C’est le mot « Oreille » qui est proposé pour ce 32e Opus du Marathon.
Pour l’illustrer j’ai choisi « Nude, East Sussex 1957 », une photographie de Bill Brandt (petit clin d’œil au jeu de la girafe trouée que j’avais proposé sur mon ancien blog en 2007 et dont certains se souviendront sans doute. Voir ce lien La Girafe trouée .
Ce « Nu » se présente sous la forme d’un détail et fait partie d’une série d’images que Bill Brandt a réalisée en utilisant un appareil équipé d’un objectif grand-angle.
Axée autour du corps humain, cette série propose des parties du corps humain en avant et en gros, voire très gros plan, pris dans des paysages ou des décors avec de très grandes profondeurs.
En disposant son appareil au raz du sol, l’artiste propose un point de vue contre-plongeant.
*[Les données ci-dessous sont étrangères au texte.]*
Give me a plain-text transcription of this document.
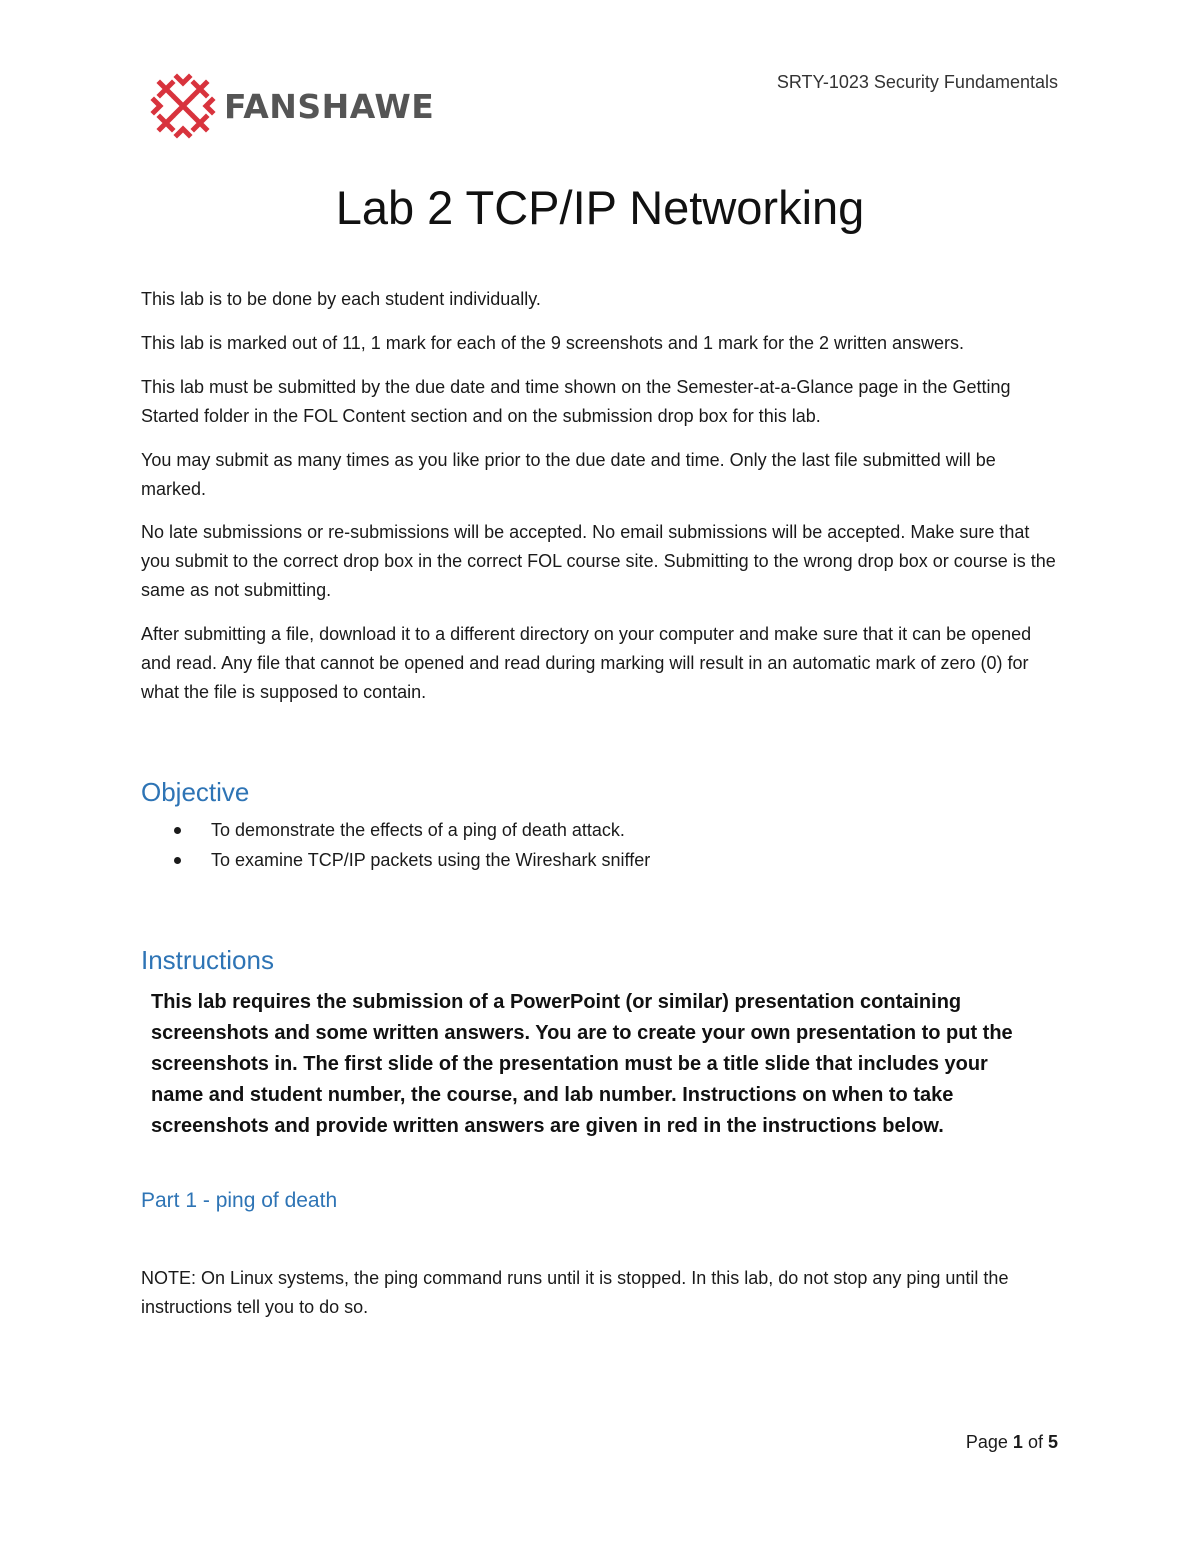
FANSHAWE
SRTY-1023 Security Fundamentals
Lab 2 TCP/IP Networking
This lab is to be done by each student individually.
This lab is marked out of 11, 1 mark for each of the 9 screenshots and 1 mark for the 2 written answers.
This lab must be submitted by the due date and time shown on the Semester-at-a-Glance page in the Getting Started folder in the FOL Content section and on the submission drop box for this lab.
You may submit as many times as you like prior to the due date and time. Only the last file submitted will be marked.
No late submissions or re-submissions will be accepted. No email submissions will be accepted. Make sure that you submit to the correct drop box in the correct FOL course site. Submitting to the wrong drop box or course is the same as not submitting.
After submitting a file, download it to a different directory on your computer and make sure that it can be opened and read. Any file that cannot be opened and read during marking will result in an automatic mark of zero (0) for what the file is supposed to contain.
Objective
To demonstrate the effects of a ping of death attack.
To examine TCP/IP packets using the Wireshark sniffer
Instructions
This lab requires the submission of a PowerPoint (or similar) presentation containing screenshots and some written answers. You are to create your own presentation to put the screenshots in. The first slide of the presentation must be a title slide that includes your name and student number, the course, and lab number. Instructions on when to take screenshots and provide written answers are given in red in the instructions below.
Part 1 - ping of death
NOTE: On Linux systems, the ping command runs until it is stopped. In this lab, do not stop any ping until the instructions tell you to do so.
Page 1 of 5
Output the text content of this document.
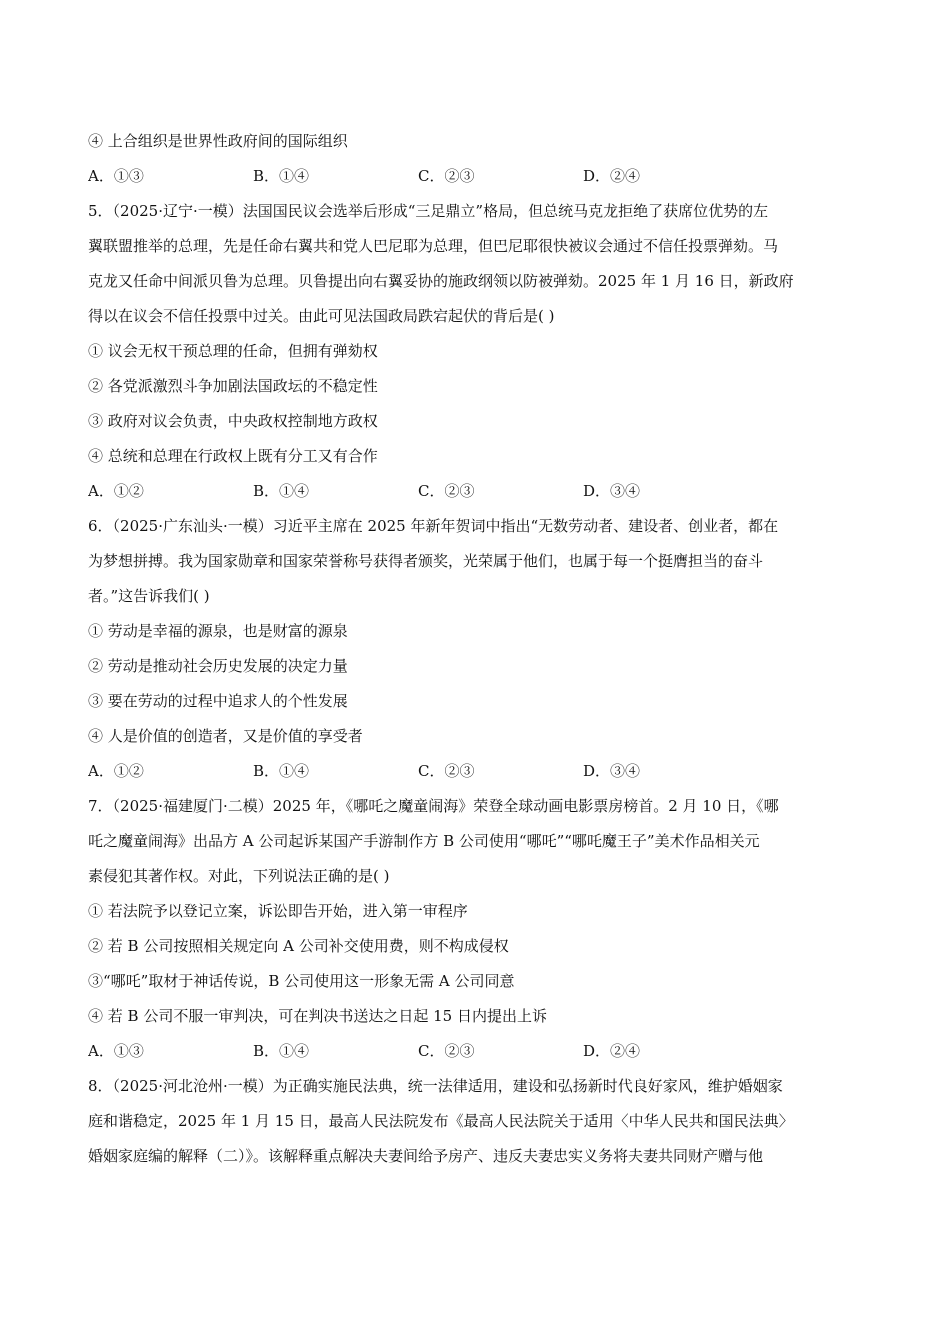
④ 上合组织是世界性政府间的国际组织
A．①③	B．①④	C．②③	D．②④
5．（2025·辽宁·一模）法国国民议会选举后形成“三足鼎立”格局，但总统马克龙拒绝了获席位优势的左
翼联盟推举的总理，先是任命右翼共和党人巴尼耶为总理，但巴尼耶很快被议会通过不信任投票弹劾。马
克龙又任命中间派贝鲁为总理。贝鲁提出向右翼妥协的施政纲领以防被弹劾。2025 年 1 月 16 日，新政府
得以在议会不信任投票中过关。由此可见法国政局跌宕起伏的背后是( )
① 议会无权干预总理的任命，但拥有弹劾权
② 各党派激烈斗争加剧法国政坛的不稳定性
③ 政府对议会负责，中央政权控制地方政权
④ 总统和总理在行政权上既有分工又有合作
A．①②	B．①④	C．②③	D．③④
6．（2025·广东汕头·一模）习近平主席在 2025 年新年贺词中指出“无数劳动者、建设者、创业者，都在
为梦想拼搏。我为国家勋章和国家荣誉称号获得者颁奖，光荣属于他们，也属于每一个挺膺担当的奋斗
者。”这告诉我们( )
① 劳动是幸福的源泉，也是财富的源泉
② 劳动是推动社会历史发展的决定力量
③ 要在劳动的过程中追求人的个性发展
④ 人是价值的创造者，又是价值的享受者
A．①②	B．①④	C．②③	D．③④
7．（2025·福建厦门·二模）2025 年，《哪吒之魔童闹海》荣登全球动画电影票房榜首。2 月 10 日，《哪
吒之魔童闹海》出品方 A 公司起诉某国产手游制作方 B 公司使用“哪吒”“哪吒魔王子”美术作品相关元
素侵犯其著作权。对此，下列说法正确的是( )
① 若法院予以登记立案，诉讼即告开始，进入第一审程序
② 若 B 公司按照相关规定向 A 公司补交使用费，则不构成侵权
③“哪吒”取材于神话传说，B 公司使用这一形象无需 A 公司同意
④ 若 B 公司不服一审判决，可在判决书送达之日起 15 日内提出上诉
A．①③	B．①④	C．②③	D．②④
8．（2025·河北沧州·一模）为正确实施民法典，统一法律适用，建设和弘扬新时代良好家风，维护婚姻家
庭和谐稳定，2025 年 1 月 15 日，最高人民法院发布《最高人民法院关于适用〈中华人民共和国民法典〉
婚姻家庭编的解释（二）》。该解释重点解决夫妻间给予房产、违反夫妻忠实义务将夫妻共同财产赠与他
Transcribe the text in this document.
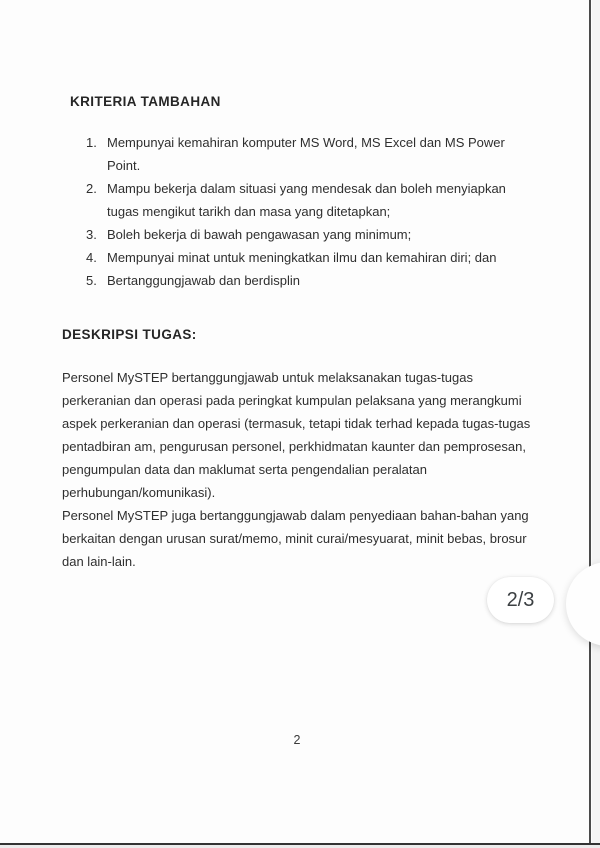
KRITERIA TAMBAHAN
1. Mempunyai kemahiran komputer MS Word, MS Excel dan MS Power Point.
2. Mampu bekerja dalam situasi yang mendesak dan boleh menyiapkan tugas mengikut tarikh dan masa yang ditetapkan;
3. Boleh bekerja di bawah pengawasan yang minimum;
4. Mempunyai minat untuk meningkatkan ilmu dan kemahiran diri; dan
5. Bertanggungjawab dan berdisplin
DESKRIPSI TUGAS:

Personel MySTEP bertanggungjawab untuk melaksanakan tugas-tugas perkeranian dan operasi pada peringkat kumpulan pelaksana yang merangkumi aspek perkeranian dan operasi (termasuk, tetapi tidak terhad kepada tugas-tugas pentadbiran am, pengurusan personel, perkhidmatan kaunter dan pemprosesan, pengumpulan data dan maklumat serta pengendalian peralatan perhubungan/komunikasi).

Personel MySTEP juga bertanggungjawab dalam penyediaan bahan-bahan yang berkaitan dengan urusan surat/memo, minit curai/mesyuarat, minit bebas, brosur dan lain-lain.

2
2/3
Le décor ou le paysage surplombe le sujet humain qui se trouve dans le 1er plan. Du fait de la grande proximité avec celui-ci, les proportions du corps prennent une place considérable dans le cadrage. Ainsi, dans l’image qui nous occupe, l’oreille qui en réalité ne mesure que quelque centimètres occupe presque toute la largeur et en hauteur, un tiers du cadrage. Ses dimensions sont quasi identiques à celles de la falaise qui elle, mesure plusieurs dizaines de mètres ; la petite distance focale y est évidemment pour beaucoup.
La très grande profondeur de champs (netteté jusqu’à l’infini – hyperfocale) obtenue avec ce type d’objectif et les effets grossissants sur le plan proche et rapetissants sur le plan lointain ont ceci de particulier; ils permettent de ramener les éléments distants (oreille et falaise) à des échelles à peu près identiques. La netteté sur tous les éléments renforce l’impression que les masses sont équivalentes.
En ramenant tout dans un cadrage en deux dimensions (hauteur & largeur) la photographie a ceci de particulier qu’elle peut donner d’une réalité qui en a trois (hauteur, largeur & profondeur) une transcription originale. Bill Brandt avait bien compris qu’en utilisant ce point du vue inhabituel et en jouant avec les différents plans il pouvait nous surprendre.
Bill Brandt disait « Les conventions et les règles ne m’intéressent pas. La photographie n’est pas un sport. »
On lit souvent, ici et là dans les manuels d’esthétique, que pour réussir une belle composition il faut appliquer la règle des tiers, être attentif au nombre d’or etc.. En voyant les images de Bill Brandt on ne peut au contraire que suggérer de s’affranchir de ces règles afin de proposer un point de vue singulier et innovant. En transgressant les règles Bill Brandt nous prouve qu’il y a toujours une alternative.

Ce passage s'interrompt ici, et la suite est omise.